CHAPITRE IV L'AME HUMAINE
CHAPITRE V LA VOIE VERS LA BEATITUDE
CHAPITRE VI LA FOI ET LA RAISON
CONCLUSION
BIBLIOGRAPHIE GENERALE
BIBLIOGRAPHIE DETAILÉE DES OEUVRES DE CHAQUE PHILOSOPHE



INTRODUCTION

On ne peut comprendre l'histoire de la philosophie occidentale sans tenir compte de la transmission de la philosophie grecque à l'Europe au Moyen-Age, à travers le monde arabo-musulman. Ce qui aurait pu ne constituer qu'un "passage" dans l'histoire générale de la philosophie présente au contraire un intérêt particulier et mérite une étude spéciale.

Dans le monde arabo-musulman, la philosophie consistait certes dans la découverte d'un patrimoine ancien, mais elle représentait aussi un développement original. comme réflexion sur des questions touchant à la religion islamique, ses conclusions avaient des conséquences sérieuses sur la religion, l'individu, et la société. De telles questions continuent à agiter le monde contemporain, et il vaut la peine de les étudier dans un autre contexte historique et culturel.

Le sujet d'un livre sur la philosophie arabe est difficile à préciser. En ce temps-là, la philosophie complrenait toutes les sciences. Ici, nous nous contenterons de choisir certains thèmes principaux concernant la destinée de l'homme et la religion, tels que l'existence de Dieu, la liberté de l'homme devant la toute-puissance de Dieu (avec la problème du mal), l'immortalité de l'âme humaine, et les rapports entre la philosophie et la Révélation.

L'expression "Le monde arabo-musulman" ne doit pas se prendre dans un sens trop étroit.

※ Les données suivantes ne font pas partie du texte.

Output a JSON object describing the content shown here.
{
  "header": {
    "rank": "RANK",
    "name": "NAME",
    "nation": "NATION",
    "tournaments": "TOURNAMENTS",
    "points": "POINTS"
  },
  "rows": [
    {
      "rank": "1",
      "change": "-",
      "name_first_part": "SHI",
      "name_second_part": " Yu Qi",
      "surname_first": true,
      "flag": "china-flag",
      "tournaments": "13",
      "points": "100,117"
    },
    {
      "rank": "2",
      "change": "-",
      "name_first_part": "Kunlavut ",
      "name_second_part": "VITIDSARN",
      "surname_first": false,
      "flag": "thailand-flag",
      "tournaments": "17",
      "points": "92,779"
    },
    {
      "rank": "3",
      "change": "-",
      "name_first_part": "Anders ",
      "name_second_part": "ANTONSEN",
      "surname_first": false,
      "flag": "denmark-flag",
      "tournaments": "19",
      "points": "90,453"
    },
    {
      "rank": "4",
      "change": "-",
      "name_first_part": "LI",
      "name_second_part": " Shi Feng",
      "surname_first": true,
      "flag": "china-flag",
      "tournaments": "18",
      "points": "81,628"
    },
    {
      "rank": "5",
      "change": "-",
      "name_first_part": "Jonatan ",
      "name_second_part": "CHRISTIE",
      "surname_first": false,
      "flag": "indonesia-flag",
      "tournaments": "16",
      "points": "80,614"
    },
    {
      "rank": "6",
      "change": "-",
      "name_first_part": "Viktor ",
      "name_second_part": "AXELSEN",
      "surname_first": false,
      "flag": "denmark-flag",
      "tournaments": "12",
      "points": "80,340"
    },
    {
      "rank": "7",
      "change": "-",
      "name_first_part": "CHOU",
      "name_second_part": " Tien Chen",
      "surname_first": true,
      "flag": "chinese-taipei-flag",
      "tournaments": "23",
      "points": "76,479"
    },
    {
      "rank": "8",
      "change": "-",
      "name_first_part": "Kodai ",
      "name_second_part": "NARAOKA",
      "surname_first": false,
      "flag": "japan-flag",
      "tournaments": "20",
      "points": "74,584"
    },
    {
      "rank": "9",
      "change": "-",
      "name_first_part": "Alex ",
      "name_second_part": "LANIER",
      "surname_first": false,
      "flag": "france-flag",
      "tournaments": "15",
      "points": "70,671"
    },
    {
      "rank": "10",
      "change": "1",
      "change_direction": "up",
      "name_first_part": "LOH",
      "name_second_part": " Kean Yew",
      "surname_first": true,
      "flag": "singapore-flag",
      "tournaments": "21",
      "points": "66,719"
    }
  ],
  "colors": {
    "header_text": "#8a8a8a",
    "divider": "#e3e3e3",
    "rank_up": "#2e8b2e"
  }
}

Certains de ses plus grands philosophes ne furent pas arabes ou ne furent pas musulmans. Il y avait des persans, des juifs et des chrétiens, sans oublier les averroïstes latins. Tous partageaient le même climat intellectuel et débattaient les mêmes questions avec les mêmes outils philosophiques.

En ce qui concerne les philosophes musulmans, il faut noter qu'une grtand partie de leurs ouvrages a été publiée au cours des trente derniéres années. Cela permet et exige un bilan qui n'était guère possible auparavant.

Ce livre se présente comme une étude des principaux thèmes traités par ces philosophes. Il présuppose une connaissance générale de l'histoire de la philosophie et une familiarité avec les notions fondamentales de la philosophie aristotélicienne et du néo-platonisme.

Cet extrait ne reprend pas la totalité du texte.